My Love/Hate Relationship with Snapshots

I recently recorded a “Restore it All” podcast with Curtis Preston in which we discussed the benefits and disadvantages of snapshots. While I’m not against snapshot technology, I do think the use of point-in-time copies needs to be managed with care. Otherwise, we continue to create technical debt that will need to be unpicked later. Here’s why.

The History of Snapshots

I tried to find the first occurrence of snapshot technology, as a guide to how the feature has been used over the years. It’s not clear which product first implemented snapshots. However, NetApp with WAFL/ONTAP and StorageTek with Iceberg look to be front runners. If anyone has documentary evidence of the first implementations, I’d be interested to hear from them.

I used snapshots on Iceberg around 1995, evaluating the first system in the UK and helping IBM understand the technology when they resold it as RVA (RAMAC Virtual Array). Iceberg was a mainframe storage solution so presented what looked like LUNs (volumes) to the system, although volumes inherently stored files.

NetApp initially operated only as a network file system platform, with snapshots offering the ability to take point-in-time copies of volumes and file shares. Later, of course, the platform evolved to expose block-based LUNs.

In both instances, (Iceberg & ONTAP), the implementation of snapshots is determined by the underlying metadata that represents a volume. For ONTAP this is 4KB blocks, and for Iceberg I believe this was 2KB. Co-incidentally, both platforms use a redirect-on-write approach for new data. As updates occur, this data is written into free space, meaning snapshots don’t have to perform a “copy on write” to preserve the snapshot image.

Platform-Specific

I’m not going to go into detail on the specific implementations of snapshot technology. However, to be space-efficient, snapshots have to offer incremental capabilities, that is, to store only changed data and keep track of the changes over time. This means any individual snapshot can be constructed from unchanged and protected changed data, typically blocks within the architecture of the filesystem or storage implementation. The smaller the blocks, the more efficient the snapshot.

Making snapshots efficient is officially a good thing (compared to a clone, which is a full image copy of a volume). But here’s where we have a problem. To understand the content of a particular snapshot requires understanding how to reconstitute the data, either from access to the blocks or by having the volume presented to a host using the original access protocols (e.g. block or file).

Why is this an issue? Well, imagine moving from a system that uses 4KB internal blocks to one that uses 6KB. Assuming it was even possible to extract the raw snapshot data, how would the 4KB changes align on a 6KB system? This is a contrived example; however, many storage solutions also implement thin provisioning and compression, so moving a raw snapshot from one system to another, while retaining the space efficiency is effectively impossible.

Data Types

Let’s look now at how data is presented to the host.

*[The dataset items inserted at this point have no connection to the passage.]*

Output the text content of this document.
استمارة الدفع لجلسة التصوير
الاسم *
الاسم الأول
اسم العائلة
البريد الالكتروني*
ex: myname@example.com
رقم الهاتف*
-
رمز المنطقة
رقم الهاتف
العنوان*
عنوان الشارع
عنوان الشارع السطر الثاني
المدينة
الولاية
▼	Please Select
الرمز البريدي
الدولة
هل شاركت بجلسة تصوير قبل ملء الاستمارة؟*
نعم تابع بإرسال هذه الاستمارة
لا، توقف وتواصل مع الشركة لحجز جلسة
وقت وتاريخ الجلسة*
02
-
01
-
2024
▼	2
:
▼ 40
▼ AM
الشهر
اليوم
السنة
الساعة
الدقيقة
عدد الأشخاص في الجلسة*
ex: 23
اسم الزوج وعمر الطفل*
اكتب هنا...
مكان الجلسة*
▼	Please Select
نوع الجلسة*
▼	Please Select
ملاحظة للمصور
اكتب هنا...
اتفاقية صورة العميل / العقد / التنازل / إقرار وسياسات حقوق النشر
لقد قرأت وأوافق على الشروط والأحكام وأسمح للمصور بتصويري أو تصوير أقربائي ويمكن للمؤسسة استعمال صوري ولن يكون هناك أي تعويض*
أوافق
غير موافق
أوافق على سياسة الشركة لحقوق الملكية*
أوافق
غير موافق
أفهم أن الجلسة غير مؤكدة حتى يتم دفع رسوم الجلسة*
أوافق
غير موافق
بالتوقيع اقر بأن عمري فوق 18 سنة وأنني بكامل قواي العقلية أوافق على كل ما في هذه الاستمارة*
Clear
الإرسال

In volume snapshots of file data (e.g. an ONTAP volume), the snapshot will contain changed files from the previous snapshot or original copy. We can identify changes by examining each file and directory to see what’s changed since last time – a so-called “tree walk”, which isn’t that efficient. An alternative is to have the file system tell us what’s changed. For example, ONTAP SnapDiff API provides access to changed data without the need to walk the directory structure.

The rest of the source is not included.